Чувствуя, как тает едва окрепшая надежда, Гвендолин прогнала пессимистичные мысли. От них опускались руки и охватывало смертельное уныние, а следовало не раскисать. Следовало, наоборот, собрать волю в кулак. И поверить: в драконью выносливость Айхе, в каплю удачи, в крупицу добра, способную перевесить переполненную чашу чужой злобы. В зов собственного сердца, которое хоть и изболелось, истерзалось из-за мальчишки, но все же чувствовало: он жив. Сердце не обманешь.

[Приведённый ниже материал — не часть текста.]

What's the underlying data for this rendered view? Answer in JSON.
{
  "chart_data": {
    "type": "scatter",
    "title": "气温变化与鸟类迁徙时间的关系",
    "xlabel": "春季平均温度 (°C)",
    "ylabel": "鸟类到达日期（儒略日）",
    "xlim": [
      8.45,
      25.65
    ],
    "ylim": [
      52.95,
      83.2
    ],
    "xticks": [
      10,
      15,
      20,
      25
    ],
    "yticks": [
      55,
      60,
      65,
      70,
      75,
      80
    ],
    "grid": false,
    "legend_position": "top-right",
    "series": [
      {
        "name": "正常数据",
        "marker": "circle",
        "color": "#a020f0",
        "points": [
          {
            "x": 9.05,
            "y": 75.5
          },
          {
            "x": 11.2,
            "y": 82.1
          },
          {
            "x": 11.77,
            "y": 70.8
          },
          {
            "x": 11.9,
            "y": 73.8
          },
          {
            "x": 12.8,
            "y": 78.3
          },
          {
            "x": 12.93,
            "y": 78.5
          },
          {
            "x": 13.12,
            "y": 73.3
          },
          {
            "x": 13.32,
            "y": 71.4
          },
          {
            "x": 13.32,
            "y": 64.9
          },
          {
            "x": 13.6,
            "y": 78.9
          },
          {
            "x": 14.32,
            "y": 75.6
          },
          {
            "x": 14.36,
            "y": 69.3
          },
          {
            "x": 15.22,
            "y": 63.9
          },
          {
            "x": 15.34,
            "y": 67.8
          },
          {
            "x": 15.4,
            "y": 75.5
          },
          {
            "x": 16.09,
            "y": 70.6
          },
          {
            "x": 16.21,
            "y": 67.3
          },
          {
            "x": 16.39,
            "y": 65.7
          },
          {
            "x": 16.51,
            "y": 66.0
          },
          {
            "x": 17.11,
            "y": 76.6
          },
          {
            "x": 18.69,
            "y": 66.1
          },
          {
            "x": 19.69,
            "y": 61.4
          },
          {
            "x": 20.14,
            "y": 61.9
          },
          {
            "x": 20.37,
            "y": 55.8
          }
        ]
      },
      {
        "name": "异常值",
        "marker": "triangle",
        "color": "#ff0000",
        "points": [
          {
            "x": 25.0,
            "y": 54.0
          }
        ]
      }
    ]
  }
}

Гвендолин провела в замке не больше получаса, а между тем, площадь перед крыльцом пугающе изменилась. Пустынные кленовые аллеи окутала серая хмарь, словно бог теней добрался и досюда. Насыщенный тревожными предгрозовыми запахами ветер полоскал листву деревьев и закрывал солнце клочками туч, расцвеченных в жутковатые багровые тона.
Гвендолин поежилась. С детства боялась непредсказуемых летних гроз, частенько перерождавшихся в ураганы и чреватых разрушительными последствиями, и предпочитала не высовывать носа на улицу. Но сейчас ее не остановили ни молнии, ни грядущий ливень. Спотыкаясь от бессилия, она бежала между каналами с потемневшей, покрытой рябью водой, мимо часовен и возмущенных ветром садов. Привычный страх тугим клубком свился в желудке и то и дело прокатывался по телу волнами озноба.
Невзирая на тучи, окончательно слизнувшие с небосвода солнце, в замок никто не возвращался: ни гости, ни прислуга. Задыхаясь от бега, Гвендолин приближалась к месту сражения в полном одиночестве. Ветер уже доносил до нее шум голосов, слившихся в сплошной гомон. Это хорошо, хорошо, твердила она себе; это значило, что битва до сих пор продолжалась.
Дотащившись до верхней террасы амфитеатра, она в изнеможении рухнула на колени.
На трибунах царило небывалое возбуждение. Растеряв последние капли фальшивого достоинства и самообладания, божества, духи и мелкая шушера из их свит превратились в свирепое, кровожадное скопище: галдящее, ревущее, осатаневшее. Толпа в исступлении требовала крови.
Едва не оглохнув от сумасшедшего гвалта, Гвендолин наконец взглянула на арену. Последний бросок гадюки, тянущей за собой черно-багровый шлейф дыма и кровавых брызг, последний надрывный рык, клокочущий в драконьей глотке, — и Айхе рухнул на камни, корчась в агонии. Он рвано дышал, оскалив зубы, покрытые кровавой пленкой.